Ho lasciato lievitare per un'oretta le mie palline, coperte con un foglio di pellicola, per evitare che la parte esterna si seccasse eccessivamente, dopodiché le ho schiacciate ben bene, formando dei dischi del diametro di 12-14 cm


Ho messo a riposare i dischi su un canovaccio spolverato di farina di semola per un'altra oretta.

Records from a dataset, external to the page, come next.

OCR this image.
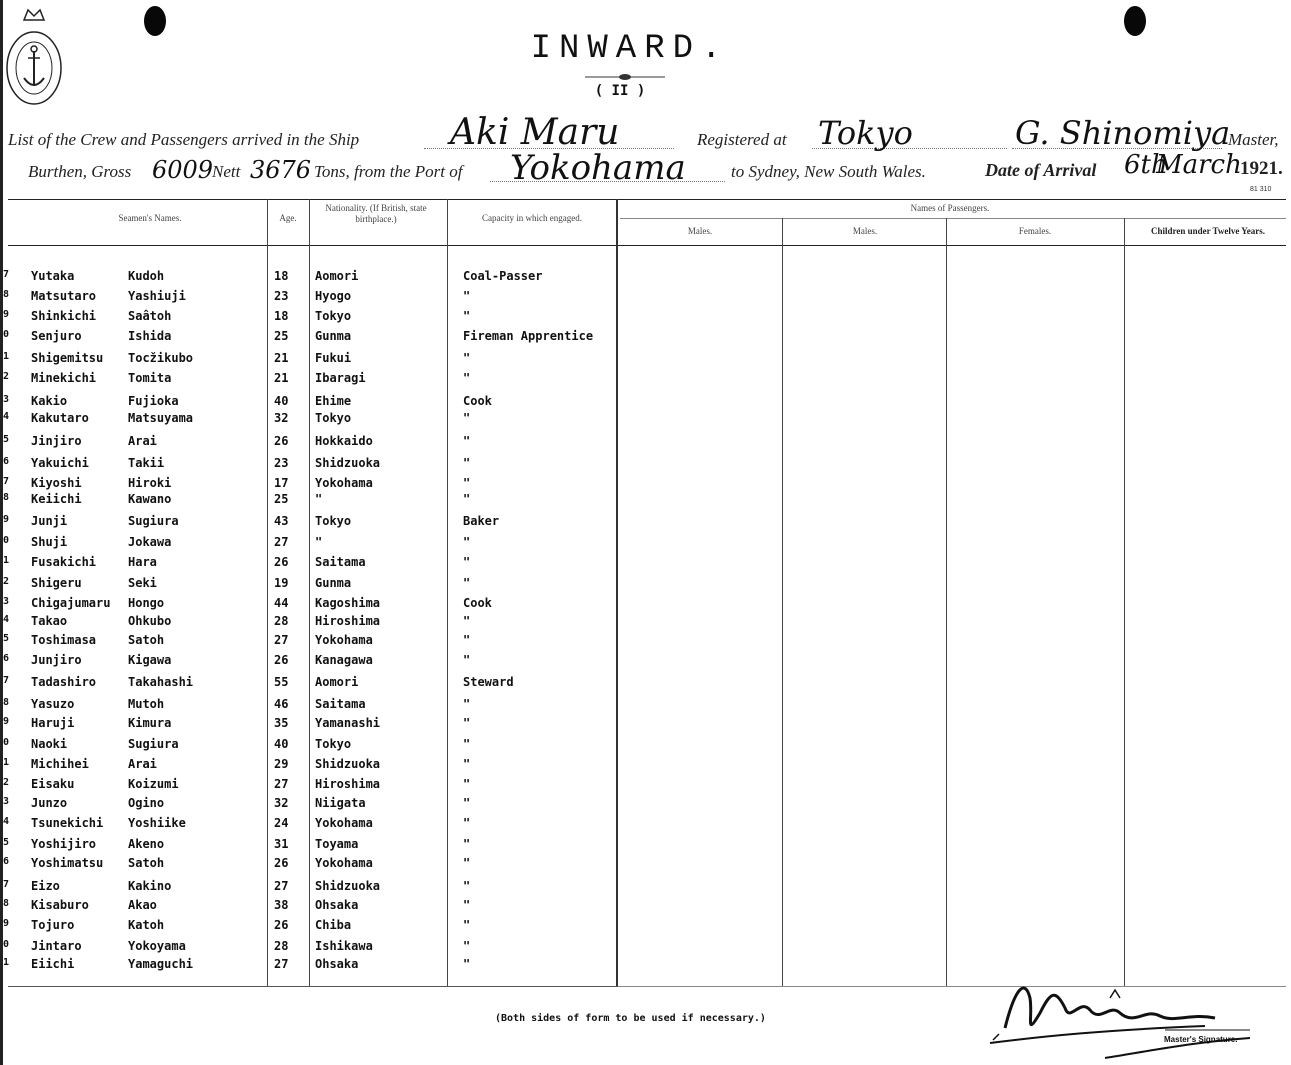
INWARD.
( II )
List of the Crew and Passengers arrived in the Ship	Aki Maru	Registered at Tokyo	G. Shinomiya
Master,
Burthen, Gross 6009
Nett 3676 Tons, from the Port of Yokohama	to Sydney, New South Wales.	Date of Arrival 6th
March
1921.
81 310
Seamen's Names.	Age.
Nationality. (If British, state birthplace.)	Capacity in which engaged.
Names of Passengers.
Males.	Males.	Females.	Children under Twelve Years.
7 Yutaka	Kudoh	18 Aomori	Coal-Passer
8 Matsutaro	Yashiuji	23 Hyogo	"
9 Shinkichi	Saâtoh	18 Tokyo	"
0 Senjuro	Ishida	25 Gunma	Fireman Apprentice
1 Shigemitsu Tocžikubo	21 Fukui	"
2 Minekichi	Tomita	21 Ibaragi	"
3 Kakio	Fujioka	40 Ehime	Cook
4 Kakutaro	Matsuyama	32 Tokyo	"
5 Jinjiro	Arai	26 Hokkaido	"
6 Yakuichi	Takii	23 Shidzuoka	"
7 Kiyoshi	Hiroki	17 Yokohama	"
8 Keiichi	Kawano	25 "	"
9 Junji	Sugiura	43 Tokyo	Baker
0 Shuji	Jokawa	27 "	"
1 Fusakichi	Hara	26 Saitama	"
2 Shigeru	Seki	19 Gunma	"
3 Chigajumaru Hongo	44 Kagoshima	Cook
4 Takao	Ohkubo	28 Hiroshima	"
5 Toshimasa	Satoh	27 Yokohama	"
6 Junjiro	Kigawa	26 Kanagawa	"
7 Tadashiro	Takahashi	55 Aomori	Steward
8 Yasuzo	Mutoh	46 Saitama	"
9 Haruji	Kimura	35 Yamanashi	"
0 Naoki	Sugiura	40 Tokyo	"
1 Michihei	Arai	29 Shidzuoka	"
2 Eisaku	Koizumi	27 Hiroshima	"
3 Junzo	Ogino	32 Niigata	"
4 Tsunekichi Yoshiike	24 Yokohama	"
5 Yoshijiro	Akeno	31 Toyama	"
6 Yoshimatsu Satoh	26 Yokohama	"
7 Eizo	Kakino	27 Shidzuoka	"
8 Kisaburo	Akao	38 Ohsaka	"
9 Tojuro	Katoh	26 Chiba	"
0 Jintaro	Yokoyama	28 Ishikawa	"
1 Eiichi	Yamaguchi	27 Ohsaka	"
(Both sides of form to be used if necessary.)
Master's Signature.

Ho scaldato il forno a 225° (temperatura massima), e vi ho scaldato le teglie su cui avrei appoggiato i miei panini (il fatto che le teglie siano ben calde è molto importante per il risultato finale).
Passato il tempo di lievitazione e col forno a temperatura, ho infornato i panini, io sono riuscita a cuocerne cinque per volta, tenendoli inforno per 8-10 minuti o comunque fino a che non risultino leggermente dorati (anche qui io sono andata un po' per conto mio: i miei panini sono un po' più che appena dorati, perché a me piacciono un po' più cotti!).
Ogni volta che inforno i panini resto attaccata al forno, come una bambina in attesa di una magia: dopo pochi minuti, il pane si gonfia come un palloncino e si colora d'oro, è quello il momento di tirarlo fuori ed annusarne velocemente la fragranza profumata.
Dico velocemente perché è importante, appena sfornati, metterli in un sacchetto di carta e poi di plastica per una ventina di minuti, perché non si secchino e conservino quel po' di umidità che li mantenga morbidi anche per il giorno dopo.
Una volta raffreddati, i panini posso anche essere congelati.


Per farcire il nostro pane arabo, tagliare un quarto del panino, allargare la tasca con le dita e riempirla con ciò che più si desidera.


Il Pane arabo è pronto, buon appetito!

"Pane è la più gentile, la più accogliente delle parole. Scrivetela sempre con la maiuscola, come il vostro nome."